A few months ago I wrote a blog post about a fish kill
that occurred a year ago in Dunkard Creek, a once incredibly diverse stream that straddles the border of West Virginia and Pennsylvania. Over 10,000 fish were found dead one day after a mysterious mass of pollutants traveled downstream, causing golden algae to bloom in its wake. This golden algae, called prymnesium parvum, blooms in saline water with high levels of total dissolved solids (TDS), and is toxic to aquatic life.
Authorities suspected that the briny wastewater of a nearby gas drilling operation, or wastewater from a CONSOL mine treatment facility may have been responsible for creating the salinity and TDS levels necessary for the golden algae to flourish. The disaster in Dunkard Creek intensified growing anxieties about TDS in West Virginia.
There are currently 21 streams in West Virginia that have been identified as having dangerously high levels of TDS. TDS can come from a variety of sources, such as sewage, agricultural and residential runoff, or point-source pollution from industrial facility discharge. Identifying the exact point of TDS contamination is incredibly difficult. Many West Virginians, however, are concerned that growing numbers of gas drilling operations, which are targeting the Marcellus shale, may be raising the levels of TDS in our waterways at an alarming rate.
The Marcellus Shale is a 5,000 to 8,000-foot-deep rock formation that lies under a large part of the Northern Appalachian Mountains. Each well drilled into the shale uses between 1 million and 4 million gallons of pressurized water to fracture the rock and release the gas contained inside. Up to one-half of that water, which contains lubricating chemicals and contaminants, is pushed back to the surface by the gas. Drilling companies must then dispose of this water, a task that is apparently hard to accomplish without contaminating waterways in the process. It is largely believed that gas drilling companies were illegally dumping their wastewater into Dunkard Creek prior to the fish kill that occurred there in 2009.
Last week, the West Virginia Department of Environmental Protection (DEP) took an important step in allaying growing concerns about TDS levels in the state.
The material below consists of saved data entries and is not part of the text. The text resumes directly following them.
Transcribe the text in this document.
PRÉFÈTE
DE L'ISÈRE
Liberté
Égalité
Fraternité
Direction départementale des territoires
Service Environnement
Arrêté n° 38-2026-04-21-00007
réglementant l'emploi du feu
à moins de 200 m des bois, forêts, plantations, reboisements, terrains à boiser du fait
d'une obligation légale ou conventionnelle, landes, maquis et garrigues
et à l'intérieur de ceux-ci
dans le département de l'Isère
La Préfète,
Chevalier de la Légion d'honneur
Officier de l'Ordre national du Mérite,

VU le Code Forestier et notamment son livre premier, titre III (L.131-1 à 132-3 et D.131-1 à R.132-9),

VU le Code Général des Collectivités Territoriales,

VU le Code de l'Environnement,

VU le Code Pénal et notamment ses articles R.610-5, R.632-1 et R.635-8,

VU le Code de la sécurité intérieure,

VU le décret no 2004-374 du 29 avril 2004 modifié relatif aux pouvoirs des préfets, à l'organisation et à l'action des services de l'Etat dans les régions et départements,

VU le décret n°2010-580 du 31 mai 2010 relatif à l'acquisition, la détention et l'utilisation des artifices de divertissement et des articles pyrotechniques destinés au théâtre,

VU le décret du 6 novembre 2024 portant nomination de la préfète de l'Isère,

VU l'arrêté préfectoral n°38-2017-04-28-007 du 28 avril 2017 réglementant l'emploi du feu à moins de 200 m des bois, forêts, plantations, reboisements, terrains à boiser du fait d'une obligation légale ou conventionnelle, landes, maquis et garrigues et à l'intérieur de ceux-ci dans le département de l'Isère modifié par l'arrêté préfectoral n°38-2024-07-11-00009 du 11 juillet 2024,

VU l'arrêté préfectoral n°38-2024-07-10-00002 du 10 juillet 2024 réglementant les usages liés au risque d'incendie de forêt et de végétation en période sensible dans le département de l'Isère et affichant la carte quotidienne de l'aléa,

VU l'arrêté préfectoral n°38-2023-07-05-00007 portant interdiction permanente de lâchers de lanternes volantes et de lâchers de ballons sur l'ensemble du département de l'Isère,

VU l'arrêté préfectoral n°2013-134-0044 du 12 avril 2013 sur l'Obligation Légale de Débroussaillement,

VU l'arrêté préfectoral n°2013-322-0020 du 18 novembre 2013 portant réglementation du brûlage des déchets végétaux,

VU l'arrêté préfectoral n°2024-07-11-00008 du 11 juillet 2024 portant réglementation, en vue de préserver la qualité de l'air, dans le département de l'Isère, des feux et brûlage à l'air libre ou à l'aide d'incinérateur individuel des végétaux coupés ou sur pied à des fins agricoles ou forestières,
The DEP proposed three new water-quality standards that, if passed by the U.S. Environmental Protection Agency (EPA), will go into effect sometime next year.
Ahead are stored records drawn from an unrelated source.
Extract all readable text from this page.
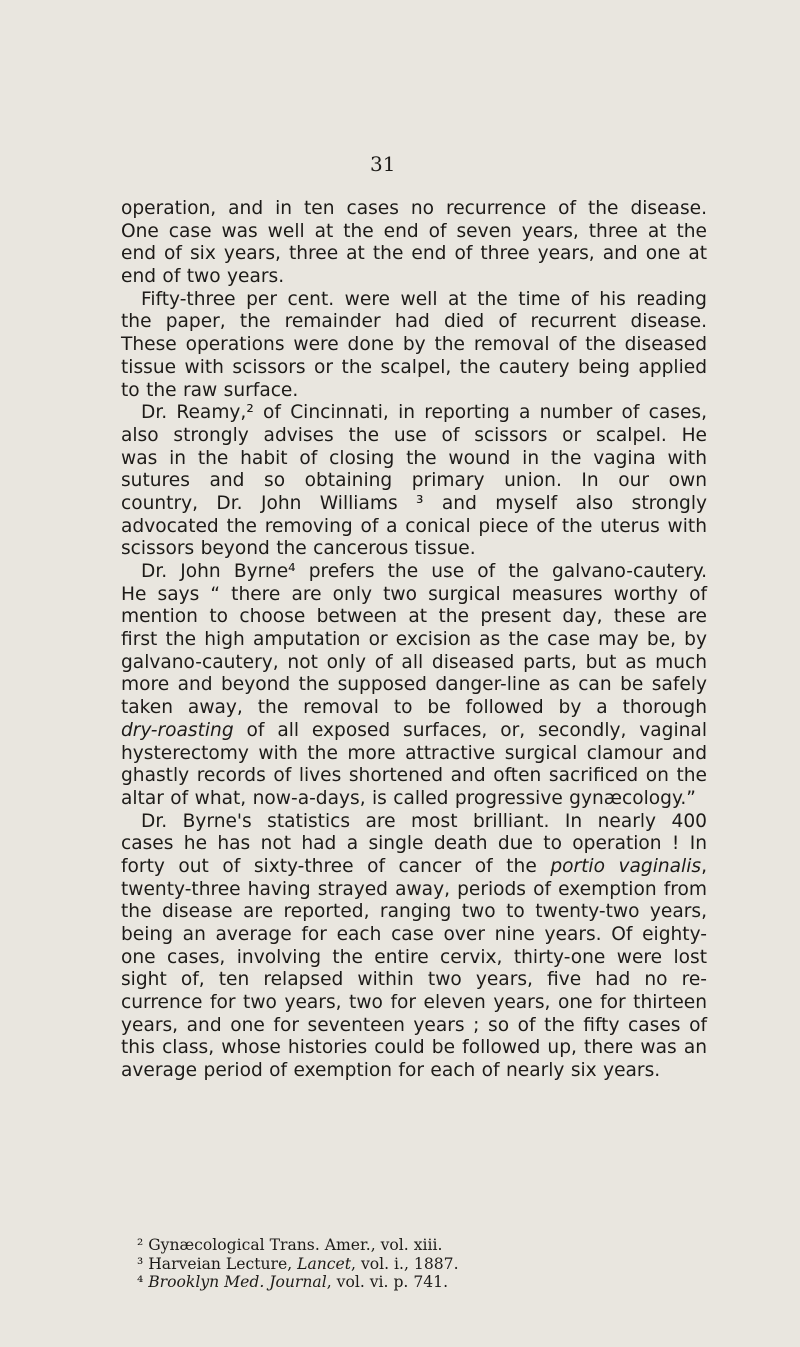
31
operation, and in ten cases no recurrence of the disease.
One case was well at the end of seven years, three at the
end of six years, three at the end of three years, and one at
end of two years.
Fifty-three per cent. were well at the time of his reading
the paper, the remainder had died of recurrent disease.
These operations were done by the removal of the diseased
tissue with scissors or the scalpel, the cautery being applied
to the raw surface.
Dr. Reamy,² of Cincinnati, in reporting a number of cases,
also strongly advises the use of scissors or scalpel. He
was in the habit of closing the wound in the vagina with
sutures and so obtaining primary union. In our own
country, Dr. John Williams ³ and myself also strongly
advocated the removing of a conical piece of the uterus with
scissors beyond the cancerous tissue.
Dr. John Byrne⁴ prefers the use of the galvano-cautery.
He says “ there are only two surgical measures worthy of
mention to choose between at the present day, these are
first the high amputation or excision as the case may be, by
galvano-cautery, not only of all diseased parts, but as much
more and beyond the supposed danger-line as can be safely
taken away, the removal to be followed by a thorough
dry-roasting of all exposed surfaces, or, secondly, vaginal
hysterectomy with the more attractive surgical clamour and
ghastly records of lives shortened and often sacrificed on the
altar of what, now-a-days, is called progressive gynæcology.”
Dr. Byrne's statistics are most brilliant. In nearly 400
cases he has not had a single death due to operation ! In
forty out of sixty-three of cancer of the portio vaginalis,
twenty-three having strayed away, periods of exemption from
the disease are reported, ranging two to twenty-two years,
being an average for each case over nine years. Of eighty-
one cases, involving the entire cervix, thirty-one were lost
sight of, ten relapsed within two years, five had no re-
currence for two years, two for eleven years, one for thirteen
years, and one for seventeen years ; so of the fifty cases of
this class, whose histories could be followed up, there was an
average period of exemption for each of nearly six years.
² Gynæcological Trans. Amer., vol. xiii.
³ Harveian Lecture, Lancet, vol. i., 1887.
⁴ Brooklyn Med. Journal, vol. vi. p. 741.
The DEP wants to create a legal limit for the amount of TDS allowed in West Virginia's waterways — limiting levels to 500 milligrams per liter of stream water. This would be a more stringent rule than the one found in neighboring Pennsylvania, who limits TDS to that amount only for public drinking water systems.
The Water Research Institute at WVU began monitoring water quality on the Monongahela River and some of its tributaries last summer to evaluate how new industrial activity is impacting water quality. As gas-drilling becomes more and more common here in West Virginia, its important that we understand the implications this may have for the integrity of our water resources. Recent attacks on valley fill operations
by mountaintop removal mines have convinced me that the U.S. EPA is beginning to take water quality issues in West Virginia very seriously. I have great hope that the proposed standards for TDS will be passed by the EPA, so that West Virginians can rest assured that there are not industrial contaminants free-flowing into our rivers and streams.